Le monde capitaliste, incapable de surmonter ses contradictions internes, tente de créer des groupements internationaux (Société des nations) dont l’objet principal est d’arrêter le développement irrésistible de la crise révolutionnaire et d’étouffer par le blocus ou la guerre l’Union des Républiques prolétariennes. Toutes les forces du prolétariat révolutionnaire et des masses coloniales opprimées se concentrent en même temps autour de l’URSS : face à la coalition mondiale du Capital, précaire et rongée à l’intérieur, mais armée jusqu’aux dents, se dresse la coalition mondiale, unique, du Travail. Une nouvelle contradiction fondamentale d’une envergure et d’une signification historiques mondiales a surgi ainsi à la suite du premier cycle des guerres impérialistes, la contradiction entre l’URSS et le monde capitaliste.
Les antagonismes se sont aussi aggravés dans le secteur capitaliste de l’économie mondiale. Le déplacement du centre économique de l’univers aux États-Unis d’Amérique, la transformation de la "République du dollar" en exploiteur mondial ont tendu les relations entre les États-Unis et le capitalisme européen, celui de Grande-Bretagne en premier lieu. Le conflit entre le plus puissant des vieux pays impérialistes et conservateurs, la Grande-Bretagne, et le plus grand pays du jeune impérialisme, qui a déjà réussi à conquérir l’hégémonie mondiale, les États-Unis, devient l’axe des conflits mondiaux entre les États du capital financier. L’Allemagne, durement rançonnée par le traité de Versailles, s’est rétablie économiquement, rentre dans l’arène de la politique impérialiste, commence à reparaître sur le marché mondial comme un concurrent sérieux.

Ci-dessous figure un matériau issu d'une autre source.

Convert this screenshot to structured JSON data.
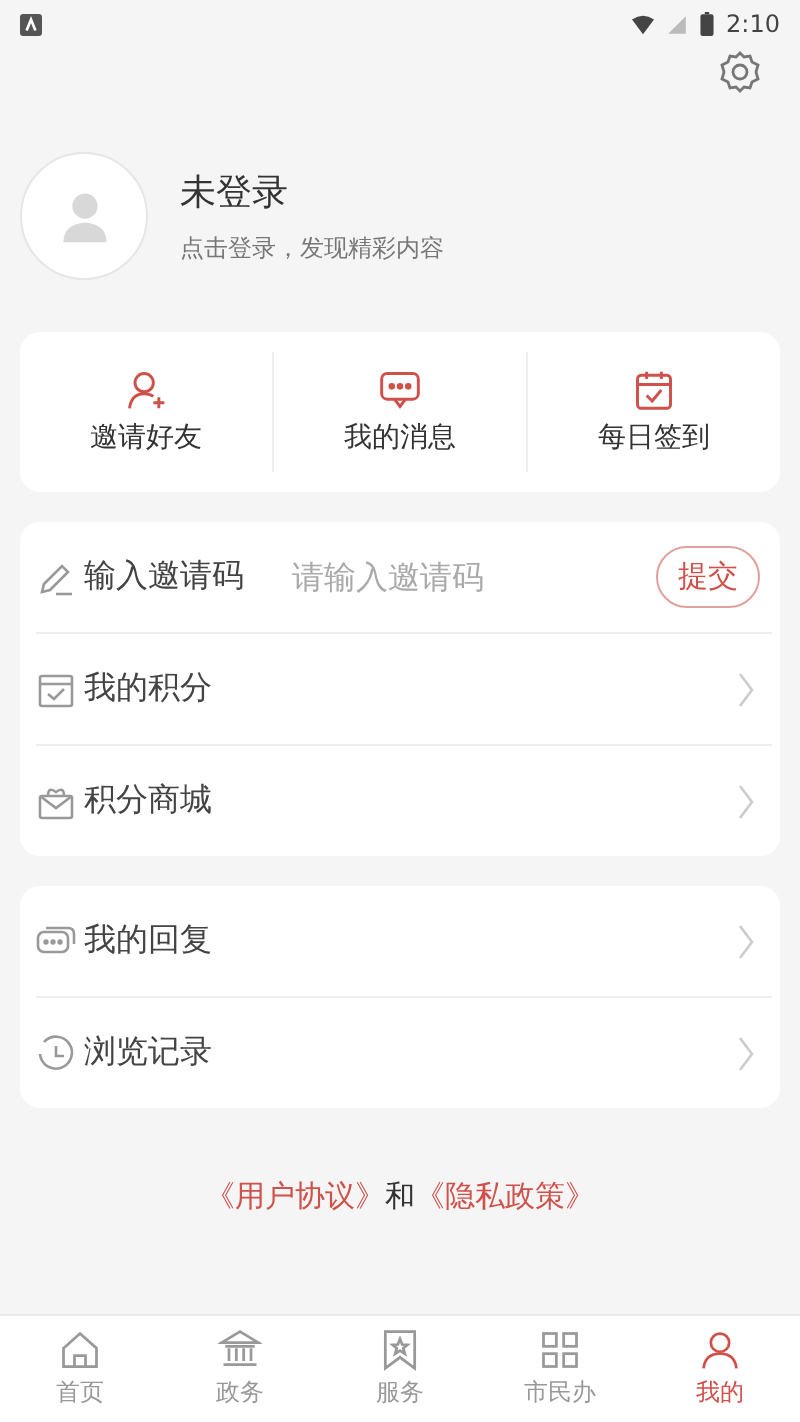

Autour du Pacifique, s’enchevêtrent des antagonismes dont le conflit américano-japonais est l’axe principal. Parallèlement à ces antagonismes fondamentaux, des conflits d’intérêts se développent entre des groupements instables et changeants de puissances, les États de second ordre étant réduits, aux mains des géants impérialistes et de leurs coalitions, à un rôle accessoire.

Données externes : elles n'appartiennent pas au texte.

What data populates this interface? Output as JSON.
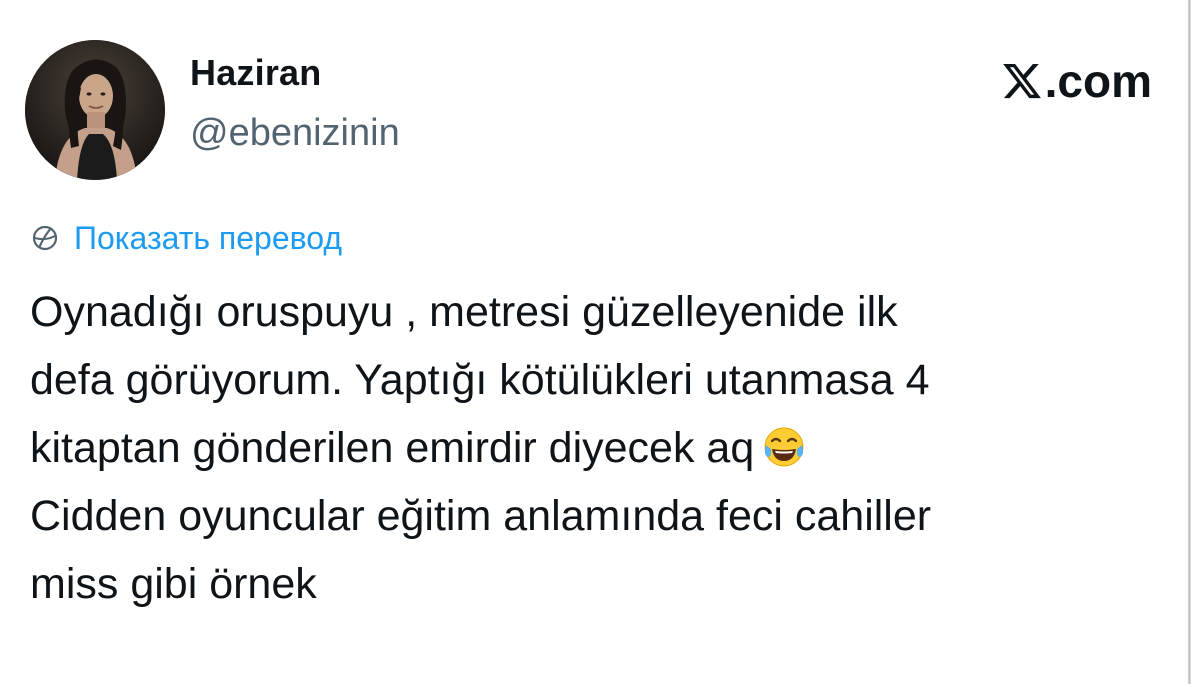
{
  "tweet": {
    "author": {
      "display_name": "Haziran",
      "username": "@ebenizinin",
      "avatar_icon": "profile-photo"
    },
    "brand": {
      "icon": "x-logo-icon",
      "text": ".com"
    },
    "translate": {
      "icon": "globe-icon",
      "label": "Показать перевод",
      "color": "#1d9bf0"
    },
    "lines": [
      "Oynadığı oruspuyu , metresi güzelleyenide ilk",
      "defa görüyorum. Yaptığı kötülükleri utanmasa 4",
      "kitaptan gönderilen emirdir diyecek aq",
      "Cidden oyuncular eğitim anlamında feci cahiller",
      "miss gibi örnek"
    ],
    "emoji": "face-with-tears-of-joy-icon"
  },
  "colors": {
    "text": "#0f1419",
    "secondary": "#536471",
    "link": "#1d9bf0",
    "background": "#ffffff"
  }
}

L’accroissement de la capacité de production de l’appareil industriel du capitalisme mondial, en face du rétrécissement des marchés intérieurs de l’Europe par suite de la guerre et de la sortie de l’Union soviétique du domaine des échanges purement capitalistes, l’extrême monopolisation des principales sources de matières premières et de combustibles, ont pour conséquence le développement de conflits entre États capitalistes. La lutte "pacifique" pour le pétrole, le caoutchouc, le coton, la houille, les métaux, pour un nouveau partage des débouchés et des sphères d’investissements de capitaux, conduit inévitablement à une nouvelle guerre mondiale, qui sera d’autant plus dévastatrice que la technique de guerre progresse à une allure folle.
Les contradictions entre les métropoles et les pays coloniaux et semi-coloniaux croissent parallèlement. L’affaiblissement — dans une certaine mesure — de l’impérialisme européen, comme conséquence de la guerre, le développement du capitalisme aux colonies, l’influence de la Révolution soviétique, les tendances centrifuges au sein de la plus grande puissance navale et coloniale, la Grande-Bretagne (Canada, Australie, Afrique du Sud) ont facilité les soulèvements des colonies et des semi-colonies. La grande révolution chinoise qui a ébranlé des centaines de millions d’hommes du peuple chinois ouvre une brèche énorme dans le système de l’impérialisme. La constante effervescence révolutionnaire de centaines de millions d’ouvriers et de paysans des Indes menace de ruiner la domination de la Grande-Bretagne, citadelle de l’impérialisme mondial. La croissance des tendances hostiles au puissant impérialisme des Etats-Unis dans les pays de l’Amérique latine y constitue une force contraire à l’expansion du capital nord-américain. Le mouvement révolutionnaire des colonies qui entraîne dans la lutte contre l’impérialisme l’immense majorité de la population du globe assujettie par l’oligarchie financière et capitaliste de quelques "grandes puissances" impérialistes, manifeste à son tour la profonde crise générale du système capitaliste. Mais aussi, en Europe, où l’impérialisme accable les petites nations sous son talon de fer, la question nationale est un facteur d’aggravation des contradictions internes du capitalisme.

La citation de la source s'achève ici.